I think you are correct about that, Dan. Nixon's imperial presidency pretensions really pissed a lot of people off and his unilateral action in expanding an unpopular war really set things off. It was the bombing of Cambodia that sparked the uprising that shut down the universities across the country. This is when the anti-war and anti-government movement really got traction.

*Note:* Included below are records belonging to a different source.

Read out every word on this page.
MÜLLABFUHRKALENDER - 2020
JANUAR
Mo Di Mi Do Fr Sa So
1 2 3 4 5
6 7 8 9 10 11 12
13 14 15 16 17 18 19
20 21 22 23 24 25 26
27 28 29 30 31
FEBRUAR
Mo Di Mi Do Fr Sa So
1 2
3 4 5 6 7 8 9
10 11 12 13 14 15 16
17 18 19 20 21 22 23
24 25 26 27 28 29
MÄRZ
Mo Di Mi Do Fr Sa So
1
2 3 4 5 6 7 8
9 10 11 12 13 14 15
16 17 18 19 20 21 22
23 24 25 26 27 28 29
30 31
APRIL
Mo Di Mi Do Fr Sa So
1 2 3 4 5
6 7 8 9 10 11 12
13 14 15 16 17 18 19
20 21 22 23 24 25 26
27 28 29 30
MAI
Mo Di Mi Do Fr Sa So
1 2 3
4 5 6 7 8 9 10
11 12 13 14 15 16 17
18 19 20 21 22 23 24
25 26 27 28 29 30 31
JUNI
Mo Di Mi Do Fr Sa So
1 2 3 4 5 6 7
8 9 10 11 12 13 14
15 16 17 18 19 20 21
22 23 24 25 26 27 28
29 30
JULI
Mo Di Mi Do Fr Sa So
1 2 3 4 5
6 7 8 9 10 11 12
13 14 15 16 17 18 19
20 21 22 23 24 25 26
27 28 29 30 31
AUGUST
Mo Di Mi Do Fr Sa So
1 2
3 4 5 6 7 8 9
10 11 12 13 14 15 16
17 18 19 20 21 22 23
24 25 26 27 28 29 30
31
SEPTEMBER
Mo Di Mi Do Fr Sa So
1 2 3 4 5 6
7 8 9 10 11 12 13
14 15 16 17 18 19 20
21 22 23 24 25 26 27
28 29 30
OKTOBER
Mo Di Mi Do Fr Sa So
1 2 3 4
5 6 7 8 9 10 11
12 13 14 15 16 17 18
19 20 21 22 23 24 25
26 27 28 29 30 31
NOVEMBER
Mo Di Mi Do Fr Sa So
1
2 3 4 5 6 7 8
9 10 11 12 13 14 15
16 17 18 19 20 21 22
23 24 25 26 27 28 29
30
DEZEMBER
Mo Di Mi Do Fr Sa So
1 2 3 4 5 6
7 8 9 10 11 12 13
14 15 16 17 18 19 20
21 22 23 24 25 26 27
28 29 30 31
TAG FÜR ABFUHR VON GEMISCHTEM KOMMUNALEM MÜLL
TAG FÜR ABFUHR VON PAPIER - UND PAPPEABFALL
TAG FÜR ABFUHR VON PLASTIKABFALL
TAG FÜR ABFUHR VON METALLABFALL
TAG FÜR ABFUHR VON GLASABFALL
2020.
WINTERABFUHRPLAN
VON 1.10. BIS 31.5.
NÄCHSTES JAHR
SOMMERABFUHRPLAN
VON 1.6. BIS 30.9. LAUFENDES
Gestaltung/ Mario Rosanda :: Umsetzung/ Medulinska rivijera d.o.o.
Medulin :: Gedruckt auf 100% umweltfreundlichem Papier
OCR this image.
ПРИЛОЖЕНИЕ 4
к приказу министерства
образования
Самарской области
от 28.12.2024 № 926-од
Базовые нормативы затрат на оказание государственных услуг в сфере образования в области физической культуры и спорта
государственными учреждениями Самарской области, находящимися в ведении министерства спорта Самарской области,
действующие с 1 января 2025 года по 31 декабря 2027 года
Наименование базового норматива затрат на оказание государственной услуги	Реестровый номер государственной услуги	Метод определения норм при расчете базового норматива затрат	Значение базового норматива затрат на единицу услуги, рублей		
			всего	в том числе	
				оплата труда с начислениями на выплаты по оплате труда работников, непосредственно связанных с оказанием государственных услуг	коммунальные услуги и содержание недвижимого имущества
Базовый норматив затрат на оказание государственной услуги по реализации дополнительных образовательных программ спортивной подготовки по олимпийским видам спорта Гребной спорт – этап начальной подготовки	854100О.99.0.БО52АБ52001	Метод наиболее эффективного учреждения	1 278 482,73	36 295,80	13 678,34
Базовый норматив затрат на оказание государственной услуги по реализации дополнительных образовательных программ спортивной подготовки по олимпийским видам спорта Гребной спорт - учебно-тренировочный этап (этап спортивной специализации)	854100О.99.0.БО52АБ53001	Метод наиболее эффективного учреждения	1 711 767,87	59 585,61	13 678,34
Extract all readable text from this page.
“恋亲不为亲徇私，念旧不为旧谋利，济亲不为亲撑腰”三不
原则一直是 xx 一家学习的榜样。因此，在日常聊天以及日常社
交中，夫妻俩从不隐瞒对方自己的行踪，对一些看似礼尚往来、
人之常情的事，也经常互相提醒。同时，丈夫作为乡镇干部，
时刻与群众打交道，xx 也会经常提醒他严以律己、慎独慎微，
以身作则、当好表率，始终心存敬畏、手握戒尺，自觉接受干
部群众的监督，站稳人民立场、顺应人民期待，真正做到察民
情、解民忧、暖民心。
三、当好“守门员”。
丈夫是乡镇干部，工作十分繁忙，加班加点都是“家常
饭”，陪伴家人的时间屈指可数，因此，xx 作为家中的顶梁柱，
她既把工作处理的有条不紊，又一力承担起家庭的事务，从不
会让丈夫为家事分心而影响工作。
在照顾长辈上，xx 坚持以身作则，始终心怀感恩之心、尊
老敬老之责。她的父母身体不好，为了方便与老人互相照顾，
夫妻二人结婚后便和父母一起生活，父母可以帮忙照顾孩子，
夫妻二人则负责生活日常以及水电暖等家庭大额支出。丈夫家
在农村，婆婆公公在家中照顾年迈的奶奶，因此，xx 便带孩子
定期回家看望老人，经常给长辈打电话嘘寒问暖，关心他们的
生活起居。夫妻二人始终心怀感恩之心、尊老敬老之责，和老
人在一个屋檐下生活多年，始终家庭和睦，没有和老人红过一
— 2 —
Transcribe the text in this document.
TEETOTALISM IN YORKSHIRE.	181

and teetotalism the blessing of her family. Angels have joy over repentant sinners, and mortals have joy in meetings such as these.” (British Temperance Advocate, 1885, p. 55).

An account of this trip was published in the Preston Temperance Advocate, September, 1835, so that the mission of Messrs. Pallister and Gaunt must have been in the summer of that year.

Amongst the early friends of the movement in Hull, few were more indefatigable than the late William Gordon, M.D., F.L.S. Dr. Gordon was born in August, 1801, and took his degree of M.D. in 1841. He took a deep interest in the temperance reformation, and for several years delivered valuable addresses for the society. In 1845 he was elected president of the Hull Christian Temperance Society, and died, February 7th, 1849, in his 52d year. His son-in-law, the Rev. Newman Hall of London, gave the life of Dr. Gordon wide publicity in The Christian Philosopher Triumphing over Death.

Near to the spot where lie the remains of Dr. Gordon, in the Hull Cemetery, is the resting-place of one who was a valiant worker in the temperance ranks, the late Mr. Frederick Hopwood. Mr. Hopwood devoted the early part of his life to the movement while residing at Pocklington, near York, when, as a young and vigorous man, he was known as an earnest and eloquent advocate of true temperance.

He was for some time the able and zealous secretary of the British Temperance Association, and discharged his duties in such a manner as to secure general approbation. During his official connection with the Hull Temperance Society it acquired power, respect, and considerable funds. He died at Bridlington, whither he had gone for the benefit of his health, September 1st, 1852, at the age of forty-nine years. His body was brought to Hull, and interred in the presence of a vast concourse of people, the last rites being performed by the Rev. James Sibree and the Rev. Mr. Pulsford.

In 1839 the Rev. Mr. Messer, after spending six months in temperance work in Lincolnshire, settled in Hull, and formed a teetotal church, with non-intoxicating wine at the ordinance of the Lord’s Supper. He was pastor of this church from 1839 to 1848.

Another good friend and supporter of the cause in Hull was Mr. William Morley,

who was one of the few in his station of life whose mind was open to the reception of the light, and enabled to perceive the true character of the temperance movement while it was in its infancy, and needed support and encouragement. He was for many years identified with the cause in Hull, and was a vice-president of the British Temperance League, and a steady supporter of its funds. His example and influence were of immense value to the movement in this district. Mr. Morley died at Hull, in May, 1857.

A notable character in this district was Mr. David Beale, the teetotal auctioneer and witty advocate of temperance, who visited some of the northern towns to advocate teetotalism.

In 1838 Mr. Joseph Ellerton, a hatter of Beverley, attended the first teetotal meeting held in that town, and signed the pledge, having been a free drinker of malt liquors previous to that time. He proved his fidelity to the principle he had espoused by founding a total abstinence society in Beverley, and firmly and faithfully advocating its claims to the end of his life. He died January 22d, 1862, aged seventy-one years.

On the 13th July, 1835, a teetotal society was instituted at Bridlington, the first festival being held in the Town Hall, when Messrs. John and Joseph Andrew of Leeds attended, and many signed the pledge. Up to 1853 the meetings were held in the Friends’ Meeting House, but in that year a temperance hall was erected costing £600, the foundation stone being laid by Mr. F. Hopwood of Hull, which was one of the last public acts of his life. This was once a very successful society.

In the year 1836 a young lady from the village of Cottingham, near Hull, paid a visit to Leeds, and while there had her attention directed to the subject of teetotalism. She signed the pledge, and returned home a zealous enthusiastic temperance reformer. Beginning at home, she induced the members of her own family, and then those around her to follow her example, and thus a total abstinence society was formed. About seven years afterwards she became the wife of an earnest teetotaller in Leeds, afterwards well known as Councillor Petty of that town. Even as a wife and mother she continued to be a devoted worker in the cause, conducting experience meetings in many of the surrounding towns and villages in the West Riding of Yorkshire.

maybe the left Tom, I think reagan started it with the right... looks like the goal of the operation included getting both legacy political sides to distrust/dislike "government"... rsp,
Goldwater with the right?
I know! You would have to be brainwashed to think that a government that wants to slash SS and Medicare and give tax cuts for the rich is acting in the average American's best interests. Comedian Bill Maher said that the Teabaggers are the 1%'s useful idiots, and he's right. They pick on less educated Americans, often from rural areas and who are devout Christians, because they are so much easier to manipulate. They don't have an education in science or economics, nor even a culture that values education, and don't realise how ridiculous the GOP's lies are. They are impervious to basic facts, such as that it was Bush who ran up the national debt, and who was in charge when the housing bubble happened. Honestly, this is straight out of a dystopian sci-fi novel
What a silly exercise! As if anyone or any group should be suspicious of and distrust the government! It is laughable.
Government always looks out for the public interest and produces regulations that maximize benefits to society as a whole whether using conservative or progressive value sets.
With corporations, there is no question about their narrow interests, they want to sell and make money. Thats it.